Big Joe Turner singles chronology
| "Well All Right" (1954) | "Flip, Flop and Fly" (1955) | "Hide and Seek" (1955) |

= Flip, Flop and Fly =

"Flip, Flop and Fly" is a song recorded by Big Joe Turner in 1955. Called a "prototypical rocker", it was recorded by several early
rock and roll performers. In 1973, a version by the Downchild Blues Band reached the record singles chart in Canada.

==Original song==
"Flip, Flop and Fly" has an arrangement similar to Big Joe Turner's 1954 number 1 R&B chart hit "Shake, Rattle and Roll". Music critic Cub Koda suggests that "leftover verses [from the 'Shake, Rattle and Roll' recording session] were then recycled into Turner's follow-up hit, 'Flip, Flop and Fly.

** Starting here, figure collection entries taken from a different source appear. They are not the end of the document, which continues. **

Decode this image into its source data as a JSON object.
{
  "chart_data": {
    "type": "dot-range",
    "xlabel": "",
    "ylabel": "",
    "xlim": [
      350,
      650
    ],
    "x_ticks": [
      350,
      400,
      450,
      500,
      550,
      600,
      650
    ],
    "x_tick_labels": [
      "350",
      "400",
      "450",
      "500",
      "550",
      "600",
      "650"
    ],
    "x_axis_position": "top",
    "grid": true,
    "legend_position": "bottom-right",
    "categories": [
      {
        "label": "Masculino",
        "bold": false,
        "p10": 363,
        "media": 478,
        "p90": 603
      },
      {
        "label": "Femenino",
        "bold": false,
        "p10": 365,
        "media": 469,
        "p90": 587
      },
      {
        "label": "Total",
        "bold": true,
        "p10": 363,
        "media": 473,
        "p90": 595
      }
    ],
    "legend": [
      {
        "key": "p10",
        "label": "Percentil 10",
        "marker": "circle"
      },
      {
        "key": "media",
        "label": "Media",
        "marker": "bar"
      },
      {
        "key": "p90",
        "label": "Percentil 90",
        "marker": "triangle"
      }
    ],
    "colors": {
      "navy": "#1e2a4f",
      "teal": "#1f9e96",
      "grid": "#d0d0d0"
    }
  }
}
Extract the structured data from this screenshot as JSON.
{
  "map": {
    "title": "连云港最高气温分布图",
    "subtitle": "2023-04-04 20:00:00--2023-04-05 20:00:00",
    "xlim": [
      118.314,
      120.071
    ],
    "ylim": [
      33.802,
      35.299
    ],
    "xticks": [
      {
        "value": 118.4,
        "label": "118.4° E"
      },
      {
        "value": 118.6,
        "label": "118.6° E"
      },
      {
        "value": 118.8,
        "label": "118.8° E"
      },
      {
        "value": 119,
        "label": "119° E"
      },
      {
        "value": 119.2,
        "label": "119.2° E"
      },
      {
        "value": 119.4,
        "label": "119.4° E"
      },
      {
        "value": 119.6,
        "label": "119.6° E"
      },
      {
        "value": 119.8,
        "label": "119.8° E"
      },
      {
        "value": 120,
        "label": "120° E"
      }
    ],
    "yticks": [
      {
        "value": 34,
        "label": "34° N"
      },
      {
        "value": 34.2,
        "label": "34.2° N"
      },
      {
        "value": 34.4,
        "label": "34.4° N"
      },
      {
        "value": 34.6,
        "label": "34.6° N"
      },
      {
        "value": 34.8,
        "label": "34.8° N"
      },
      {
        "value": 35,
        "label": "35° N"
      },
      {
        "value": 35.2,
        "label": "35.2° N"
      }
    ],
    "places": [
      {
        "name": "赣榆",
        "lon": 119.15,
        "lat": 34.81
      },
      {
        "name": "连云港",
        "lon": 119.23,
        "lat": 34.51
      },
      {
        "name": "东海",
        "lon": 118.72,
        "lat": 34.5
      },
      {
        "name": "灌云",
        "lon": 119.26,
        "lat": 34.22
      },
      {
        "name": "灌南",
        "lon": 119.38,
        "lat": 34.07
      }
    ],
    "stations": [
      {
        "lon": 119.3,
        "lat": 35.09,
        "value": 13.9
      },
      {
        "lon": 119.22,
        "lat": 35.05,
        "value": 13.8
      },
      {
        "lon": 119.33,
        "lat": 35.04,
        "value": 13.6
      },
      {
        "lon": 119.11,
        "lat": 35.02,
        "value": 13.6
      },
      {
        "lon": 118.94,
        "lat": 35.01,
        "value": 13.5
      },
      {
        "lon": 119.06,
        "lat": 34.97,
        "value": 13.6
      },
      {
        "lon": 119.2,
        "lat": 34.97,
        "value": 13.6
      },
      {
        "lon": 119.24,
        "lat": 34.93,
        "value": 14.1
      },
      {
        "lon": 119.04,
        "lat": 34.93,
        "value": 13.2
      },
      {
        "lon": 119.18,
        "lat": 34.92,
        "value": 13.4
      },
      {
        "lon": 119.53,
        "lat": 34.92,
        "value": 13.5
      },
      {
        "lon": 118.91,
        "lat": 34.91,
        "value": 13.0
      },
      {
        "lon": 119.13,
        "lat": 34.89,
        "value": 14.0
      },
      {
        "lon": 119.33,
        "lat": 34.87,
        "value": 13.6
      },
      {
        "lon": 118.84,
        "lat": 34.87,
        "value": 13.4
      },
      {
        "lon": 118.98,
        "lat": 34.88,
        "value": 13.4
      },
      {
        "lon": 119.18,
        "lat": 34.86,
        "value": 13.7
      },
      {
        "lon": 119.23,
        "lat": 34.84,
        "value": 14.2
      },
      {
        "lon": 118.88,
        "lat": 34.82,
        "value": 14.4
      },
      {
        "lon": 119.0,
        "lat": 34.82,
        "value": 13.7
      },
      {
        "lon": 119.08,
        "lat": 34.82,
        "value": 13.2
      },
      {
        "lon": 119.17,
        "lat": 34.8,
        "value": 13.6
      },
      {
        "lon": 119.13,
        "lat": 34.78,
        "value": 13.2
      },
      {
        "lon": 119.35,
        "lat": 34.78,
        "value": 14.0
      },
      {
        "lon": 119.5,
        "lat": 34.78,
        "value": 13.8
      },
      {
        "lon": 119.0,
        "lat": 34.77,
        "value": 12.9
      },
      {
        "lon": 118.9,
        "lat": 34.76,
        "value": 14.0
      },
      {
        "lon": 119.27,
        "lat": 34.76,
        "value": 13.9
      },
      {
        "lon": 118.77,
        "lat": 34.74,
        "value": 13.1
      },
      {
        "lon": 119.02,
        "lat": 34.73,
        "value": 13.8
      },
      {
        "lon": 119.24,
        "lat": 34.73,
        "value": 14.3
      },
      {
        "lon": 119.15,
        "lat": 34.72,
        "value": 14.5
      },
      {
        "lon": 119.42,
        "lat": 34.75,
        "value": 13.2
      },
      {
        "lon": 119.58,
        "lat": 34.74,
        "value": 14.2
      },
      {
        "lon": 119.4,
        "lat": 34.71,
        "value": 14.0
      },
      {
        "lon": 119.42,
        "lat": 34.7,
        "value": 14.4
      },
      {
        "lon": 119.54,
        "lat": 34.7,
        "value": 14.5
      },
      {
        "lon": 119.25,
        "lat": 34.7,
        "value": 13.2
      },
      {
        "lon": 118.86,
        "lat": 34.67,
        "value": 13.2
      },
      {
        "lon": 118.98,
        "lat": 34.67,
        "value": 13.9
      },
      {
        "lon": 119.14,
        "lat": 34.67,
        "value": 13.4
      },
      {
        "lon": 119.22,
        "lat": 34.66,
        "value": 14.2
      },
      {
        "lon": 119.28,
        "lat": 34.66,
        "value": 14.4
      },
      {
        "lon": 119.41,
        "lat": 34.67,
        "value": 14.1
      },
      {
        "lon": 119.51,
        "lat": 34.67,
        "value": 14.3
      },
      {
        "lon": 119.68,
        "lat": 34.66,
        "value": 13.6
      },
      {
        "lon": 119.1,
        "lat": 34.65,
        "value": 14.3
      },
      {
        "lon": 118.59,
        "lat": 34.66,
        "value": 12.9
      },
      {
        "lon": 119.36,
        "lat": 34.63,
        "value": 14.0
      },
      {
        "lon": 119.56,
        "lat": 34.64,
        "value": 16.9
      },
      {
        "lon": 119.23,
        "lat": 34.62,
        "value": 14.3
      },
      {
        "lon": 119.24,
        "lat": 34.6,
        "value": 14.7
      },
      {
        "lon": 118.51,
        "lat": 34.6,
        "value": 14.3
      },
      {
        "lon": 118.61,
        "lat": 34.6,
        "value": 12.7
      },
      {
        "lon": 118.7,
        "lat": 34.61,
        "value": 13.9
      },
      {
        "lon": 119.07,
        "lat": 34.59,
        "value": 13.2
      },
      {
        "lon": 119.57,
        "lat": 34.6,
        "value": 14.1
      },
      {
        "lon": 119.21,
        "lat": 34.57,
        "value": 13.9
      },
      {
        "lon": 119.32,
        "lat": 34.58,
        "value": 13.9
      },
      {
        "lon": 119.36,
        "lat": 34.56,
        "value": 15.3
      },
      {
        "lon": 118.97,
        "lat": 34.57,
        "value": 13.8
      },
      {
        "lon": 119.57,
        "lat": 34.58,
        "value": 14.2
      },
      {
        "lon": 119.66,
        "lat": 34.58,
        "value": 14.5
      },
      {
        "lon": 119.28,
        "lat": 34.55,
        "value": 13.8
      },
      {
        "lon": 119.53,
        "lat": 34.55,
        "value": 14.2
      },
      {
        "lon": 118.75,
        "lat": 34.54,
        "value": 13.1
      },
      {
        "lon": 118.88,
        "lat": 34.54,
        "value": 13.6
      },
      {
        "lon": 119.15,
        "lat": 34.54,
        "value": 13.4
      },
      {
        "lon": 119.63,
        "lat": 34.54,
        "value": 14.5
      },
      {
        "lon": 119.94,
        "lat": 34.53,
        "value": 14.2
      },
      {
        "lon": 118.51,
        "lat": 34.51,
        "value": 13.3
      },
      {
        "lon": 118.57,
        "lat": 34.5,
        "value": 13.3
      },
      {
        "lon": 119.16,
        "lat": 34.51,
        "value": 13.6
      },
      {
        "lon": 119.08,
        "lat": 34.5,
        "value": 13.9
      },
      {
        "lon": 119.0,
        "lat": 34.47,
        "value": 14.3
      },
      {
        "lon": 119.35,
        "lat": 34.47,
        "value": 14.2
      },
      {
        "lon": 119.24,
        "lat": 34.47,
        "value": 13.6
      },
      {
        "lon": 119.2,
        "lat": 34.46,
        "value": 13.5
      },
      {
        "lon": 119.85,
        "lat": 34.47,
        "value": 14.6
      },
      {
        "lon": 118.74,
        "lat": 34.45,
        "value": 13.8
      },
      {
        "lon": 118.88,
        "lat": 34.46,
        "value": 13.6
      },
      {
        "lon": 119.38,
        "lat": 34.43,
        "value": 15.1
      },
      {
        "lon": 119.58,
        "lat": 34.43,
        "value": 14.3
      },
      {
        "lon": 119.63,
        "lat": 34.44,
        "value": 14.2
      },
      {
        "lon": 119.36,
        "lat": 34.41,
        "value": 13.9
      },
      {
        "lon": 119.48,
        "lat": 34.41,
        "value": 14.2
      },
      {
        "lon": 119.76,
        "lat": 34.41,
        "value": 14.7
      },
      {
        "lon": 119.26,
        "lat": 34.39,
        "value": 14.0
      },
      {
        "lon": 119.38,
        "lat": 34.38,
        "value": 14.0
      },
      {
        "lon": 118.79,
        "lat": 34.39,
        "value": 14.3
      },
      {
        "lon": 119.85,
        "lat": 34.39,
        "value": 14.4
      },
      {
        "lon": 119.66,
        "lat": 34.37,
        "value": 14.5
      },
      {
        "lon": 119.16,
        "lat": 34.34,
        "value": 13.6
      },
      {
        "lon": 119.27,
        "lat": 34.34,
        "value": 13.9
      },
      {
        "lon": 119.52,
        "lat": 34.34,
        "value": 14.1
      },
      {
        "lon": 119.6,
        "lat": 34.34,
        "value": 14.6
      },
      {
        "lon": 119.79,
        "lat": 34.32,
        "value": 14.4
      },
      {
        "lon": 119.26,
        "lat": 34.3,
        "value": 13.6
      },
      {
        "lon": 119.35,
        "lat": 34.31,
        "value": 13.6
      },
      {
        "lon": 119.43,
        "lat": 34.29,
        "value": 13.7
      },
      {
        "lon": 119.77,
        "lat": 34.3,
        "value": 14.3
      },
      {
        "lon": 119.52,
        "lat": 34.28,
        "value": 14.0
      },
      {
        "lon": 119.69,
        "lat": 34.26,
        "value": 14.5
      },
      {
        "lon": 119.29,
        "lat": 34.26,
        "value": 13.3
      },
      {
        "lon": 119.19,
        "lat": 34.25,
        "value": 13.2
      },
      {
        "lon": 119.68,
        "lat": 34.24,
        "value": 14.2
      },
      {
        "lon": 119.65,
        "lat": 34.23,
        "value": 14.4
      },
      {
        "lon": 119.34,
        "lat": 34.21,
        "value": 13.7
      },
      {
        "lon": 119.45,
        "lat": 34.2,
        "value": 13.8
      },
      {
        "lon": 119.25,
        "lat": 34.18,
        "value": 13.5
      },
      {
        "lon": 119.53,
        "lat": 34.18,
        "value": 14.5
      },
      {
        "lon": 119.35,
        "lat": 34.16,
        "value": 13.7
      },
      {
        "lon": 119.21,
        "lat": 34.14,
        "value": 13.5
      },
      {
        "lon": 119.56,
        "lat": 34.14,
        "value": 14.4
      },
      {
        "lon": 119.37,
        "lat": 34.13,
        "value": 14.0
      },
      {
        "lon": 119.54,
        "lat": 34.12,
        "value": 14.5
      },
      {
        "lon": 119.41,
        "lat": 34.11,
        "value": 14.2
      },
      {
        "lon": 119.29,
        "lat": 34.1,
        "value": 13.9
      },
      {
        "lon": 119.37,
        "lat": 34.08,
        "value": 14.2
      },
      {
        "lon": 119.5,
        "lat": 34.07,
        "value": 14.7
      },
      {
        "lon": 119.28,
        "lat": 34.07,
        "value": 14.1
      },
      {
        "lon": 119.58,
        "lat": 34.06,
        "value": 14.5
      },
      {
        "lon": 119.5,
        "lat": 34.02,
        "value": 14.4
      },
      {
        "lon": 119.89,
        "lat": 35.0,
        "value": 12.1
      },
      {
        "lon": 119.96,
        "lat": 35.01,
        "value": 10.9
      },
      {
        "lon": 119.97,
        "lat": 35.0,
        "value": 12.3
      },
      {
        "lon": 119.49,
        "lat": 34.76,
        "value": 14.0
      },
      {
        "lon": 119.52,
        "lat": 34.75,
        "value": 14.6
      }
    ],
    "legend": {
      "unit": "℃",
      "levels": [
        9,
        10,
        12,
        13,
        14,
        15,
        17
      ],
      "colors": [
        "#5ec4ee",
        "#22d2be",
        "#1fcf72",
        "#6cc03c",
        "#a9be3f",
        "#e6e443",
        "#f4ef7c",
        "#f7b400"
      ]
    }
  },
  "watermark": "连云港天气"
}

Both are up-tempo twelve-bar blues with a strong backbeat. "Flip, Flop and Fly" reached number 2 on Billboard magazine's R&B chart in 1955, less than one year after "Shake, Rattle and Roll".

Accompanying Turner on vocals are the song's co-writer Jesse Stone on piano, Al Sears on tenor sax, Connie Kay on drums, and unidentified trumpet, alto sax, baritone sax, guitar, and bass players. Turner subsequently recorded several live versions of the song.

==Other notable versions==
On January 28th, 1956, Elvis Presley performed a medley of the song along with "Shake, Rattle and Roll" on CBS's The Dorsey Brothers Stage Show as part of his television debut. In 1973 and 1974 he also frequently performed the song within medleys with other famous rock and roll classics.

In 1973, a rendition by the Canadian Downchild Blues Band reached number 35 on the RPM 100 singles chart. It was the first, and highest ranked, of four songs on the Canadian charts and is included on their second album Straight Up (1974), In 1978, a rendition by the American the Blues Brothers appeared on their album Briefcase Full of Blues. In 2000, a rendition by the American Ellis Hall was used on the soundtrack of the 2000 animated comedy film, Chicken Run.